Prosecutors want pair in $52M mortgage fraud scheme sent back to prison
They lost their bid for a new trial in the largest mortgage fraud case in Nevada. Now federal prosecutors want a judge to order former real estate broker Eve Mazzarella and her ex-husband, Steven Grimm, returned to prison to continue serving lengthy terms behind bars while they appeal their 2011 convictions.
December 29, 2015 - 12:19 pm
They lost their bid for a new trial in the largest mortgage fraud case in Nevada.
Now federal prosecutors want a judge to order former real estate broker Eve Mazzarella and her ex-husband, Steven Grimm, returned to prison to continue serving lengthy terms behind bars while they appeal their 2011 convictions.
“The ‘substantial questions’ of law and fact they raised to be released from prison have been resolved by this court in favor of the government,” Assistant U.S. Attorney Sarah Griswold wrote in court papers filed late Monday.
Griswold asked U.S. District Judge James Mahan to order the once high-profile couple to surrender to federal authorities within two weeks. Grimm was sentenced to 25 years in prison and Mazzarella received 14 years.

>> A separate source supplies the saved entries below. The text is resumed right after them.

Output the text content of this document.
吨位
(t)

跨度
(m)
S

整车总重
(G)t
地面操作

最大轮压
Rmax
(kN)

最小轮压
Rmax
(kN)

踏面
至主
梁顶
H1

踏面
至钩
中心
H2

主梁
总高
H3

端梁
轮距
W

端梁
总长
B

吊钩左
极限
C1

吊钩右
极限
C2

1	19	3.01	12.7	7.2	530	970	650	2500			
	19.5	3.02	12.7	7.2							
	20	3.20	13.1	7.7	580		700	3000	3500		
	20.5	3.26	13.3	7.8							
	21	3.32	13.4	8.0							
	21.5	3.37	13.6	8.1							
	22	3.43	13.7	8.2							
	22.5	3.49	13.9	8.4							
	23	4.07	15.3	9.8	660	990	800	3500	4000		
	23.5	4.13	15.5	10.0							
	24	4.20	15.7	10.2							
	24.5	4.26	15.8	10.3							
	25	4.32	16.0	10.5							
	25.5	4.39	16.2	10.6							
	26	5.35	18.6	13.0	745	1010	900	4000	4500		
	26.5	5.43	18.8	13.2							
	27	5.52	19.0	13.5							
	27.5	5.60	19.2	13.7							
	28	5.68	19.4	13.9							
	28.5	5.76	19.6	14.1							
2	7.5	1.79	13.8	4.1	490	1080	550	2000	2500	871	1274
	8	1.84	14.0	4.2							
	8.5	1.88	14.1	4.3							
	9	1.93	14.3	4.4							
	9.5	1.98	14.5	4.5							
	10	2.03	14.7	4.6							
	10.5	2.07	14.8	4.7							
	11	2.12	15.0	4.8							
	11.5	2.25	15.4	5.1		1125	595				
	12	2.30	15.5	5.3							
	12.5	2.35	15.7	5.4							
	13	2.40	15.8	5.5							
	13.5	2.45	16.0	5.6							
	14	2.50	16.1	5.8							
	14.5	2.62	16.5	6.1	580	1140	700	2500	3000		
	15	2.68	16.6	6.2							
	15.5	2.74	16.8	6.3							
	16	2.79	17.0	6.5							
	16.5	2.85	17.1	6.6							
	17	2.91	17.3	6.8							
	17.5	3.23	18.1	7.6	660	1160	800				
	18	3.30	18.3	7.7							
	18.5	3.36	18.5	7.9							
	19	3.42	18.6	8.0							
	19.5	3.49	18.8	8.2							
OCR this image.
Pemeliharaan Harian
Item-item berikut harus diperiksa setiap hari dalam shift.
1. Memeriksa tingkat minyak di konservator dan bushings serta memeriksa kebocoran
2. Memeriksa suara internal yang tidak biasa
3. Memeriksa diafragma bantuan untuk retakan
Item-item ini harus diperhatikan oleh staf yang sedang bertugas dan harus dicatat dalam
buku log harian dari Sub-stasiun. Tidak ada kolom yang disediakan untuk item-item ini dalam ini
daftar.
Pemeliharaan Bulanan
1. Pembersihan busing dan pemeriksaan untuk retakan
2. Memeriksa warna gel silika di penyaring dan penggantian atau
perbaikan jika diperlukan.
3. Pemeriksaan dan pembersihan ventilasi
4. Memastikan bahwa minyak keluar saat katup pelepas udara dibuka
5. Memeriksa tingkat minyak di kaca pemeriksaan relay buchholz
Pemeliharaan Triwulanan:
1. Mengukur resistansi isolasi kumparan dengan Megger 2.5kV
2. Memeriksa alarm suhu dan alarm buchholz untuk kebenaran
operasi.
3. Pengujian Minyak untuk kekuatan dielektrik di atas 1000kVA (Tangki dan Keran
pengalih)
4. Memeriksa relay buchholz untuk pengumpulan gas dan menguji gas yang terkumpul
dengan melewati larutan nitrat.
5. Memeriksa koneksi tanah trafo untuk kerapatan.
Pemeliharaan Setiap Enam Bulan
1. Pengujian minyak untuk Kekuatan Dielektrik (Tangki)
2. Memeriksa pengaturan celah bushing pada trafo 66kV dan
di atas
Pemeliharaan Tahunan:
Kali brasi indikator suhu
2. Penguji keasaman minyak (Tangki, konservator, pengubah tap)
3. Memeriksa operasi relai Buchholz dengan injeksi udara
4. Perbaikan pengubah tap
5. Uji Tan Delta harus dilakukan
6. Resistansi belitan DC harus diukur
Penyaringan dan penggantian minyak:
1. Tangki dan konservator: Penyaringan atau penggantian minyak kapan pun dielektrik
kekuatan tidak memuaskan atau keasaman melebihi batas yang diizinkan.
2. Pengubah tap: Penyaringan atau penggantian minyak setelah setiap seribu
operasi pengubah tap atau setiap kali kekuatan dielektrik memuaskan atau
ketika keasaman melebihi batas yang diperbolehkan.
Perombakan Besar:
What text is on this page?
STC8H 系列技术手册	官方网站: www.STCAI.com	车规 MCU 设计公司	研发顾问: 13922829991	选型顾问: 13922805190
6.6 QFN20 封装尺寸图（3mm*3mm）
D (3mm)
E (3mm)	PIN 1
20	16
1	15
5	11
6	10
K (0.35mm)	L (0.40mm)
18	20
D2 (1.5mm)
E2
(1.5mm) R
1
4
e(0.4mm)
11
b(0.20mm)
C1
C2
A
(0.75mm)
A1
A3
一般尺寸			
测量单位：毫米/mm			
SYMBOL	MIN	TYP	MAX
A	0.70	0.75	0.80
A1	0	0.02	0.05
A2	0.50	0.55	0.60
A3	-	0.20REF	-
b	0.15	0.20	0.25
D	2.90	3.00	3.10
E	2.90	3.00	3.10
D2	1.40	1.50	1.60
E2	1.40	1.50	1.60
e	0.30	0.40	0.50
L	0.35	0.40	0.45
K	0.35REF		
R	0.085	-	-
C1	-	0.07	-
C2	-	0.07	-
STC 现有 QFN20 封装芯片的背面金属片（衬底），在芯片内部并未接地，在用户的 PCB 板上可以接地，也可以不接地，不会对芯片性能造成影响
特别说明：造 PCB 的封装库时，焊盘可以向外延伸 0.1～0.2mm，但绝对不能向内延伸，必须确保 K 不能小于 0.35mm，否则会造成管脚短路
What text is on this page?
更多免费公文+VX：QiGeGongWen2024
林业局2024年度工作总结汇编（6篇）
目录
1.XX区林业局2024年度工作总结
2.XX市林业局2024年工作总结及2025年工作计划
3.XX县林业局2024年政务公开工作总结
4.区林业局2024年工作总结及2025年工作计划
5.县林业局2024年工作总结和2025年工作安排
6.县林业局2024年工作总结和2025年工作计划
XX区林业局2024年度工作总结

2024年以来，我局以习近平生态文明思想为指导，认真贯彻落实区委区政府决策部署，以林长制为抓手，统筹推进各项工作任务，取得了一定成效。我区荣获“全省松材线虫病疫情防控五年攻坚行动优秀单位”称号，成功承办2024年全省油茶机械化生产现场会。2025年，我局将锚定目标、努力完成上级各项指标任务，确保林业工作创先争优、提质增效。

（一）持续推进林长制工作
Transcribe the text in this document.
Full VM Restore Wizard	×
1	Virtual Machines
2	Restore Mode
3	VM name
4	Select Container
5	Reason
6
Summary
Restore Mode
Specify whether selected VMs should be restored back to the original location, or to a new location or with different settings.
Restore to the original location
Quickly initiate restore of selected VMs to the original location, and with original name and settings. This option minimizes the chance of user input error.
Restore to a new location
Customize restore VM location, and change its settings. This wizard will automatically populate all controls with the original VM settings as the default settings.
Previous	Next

Earlier this year, the 9th U.S. Circuit Court of Appeals in San Francisco ordered Grimm and Mazzarella released from prison while it considered the appeals. The court also ordered a hearing in federal court on their bid for a new trial based on alleged government misconduct.
But last week, following a two-day hearing, Mahan denied Grimm and Mazzarella a new trial and found that there was no government misconduct against them.
Federal prosecutors had argued all along that they presented overwhelming evidence of the guilt of the two defendants during the 10-week trial, and their convictions were not undermined by any evidence the government failed to turn over in the massive case.
Mahan agreed in his 12-page ruling.
He said he didn’t find a “reasonable probability that disclosure of the materials would have resulted in a different outcome at trial.”
Mahan also concluded that the defense failed to prove that the government violated the Fourth Amendment rights of the defendants with an unlawful search of Mazzarella’s business.
Prosecutors alleged financial institutions lost $52 million in the mortgage fraud scheme, which occurred between 2003 and 2008.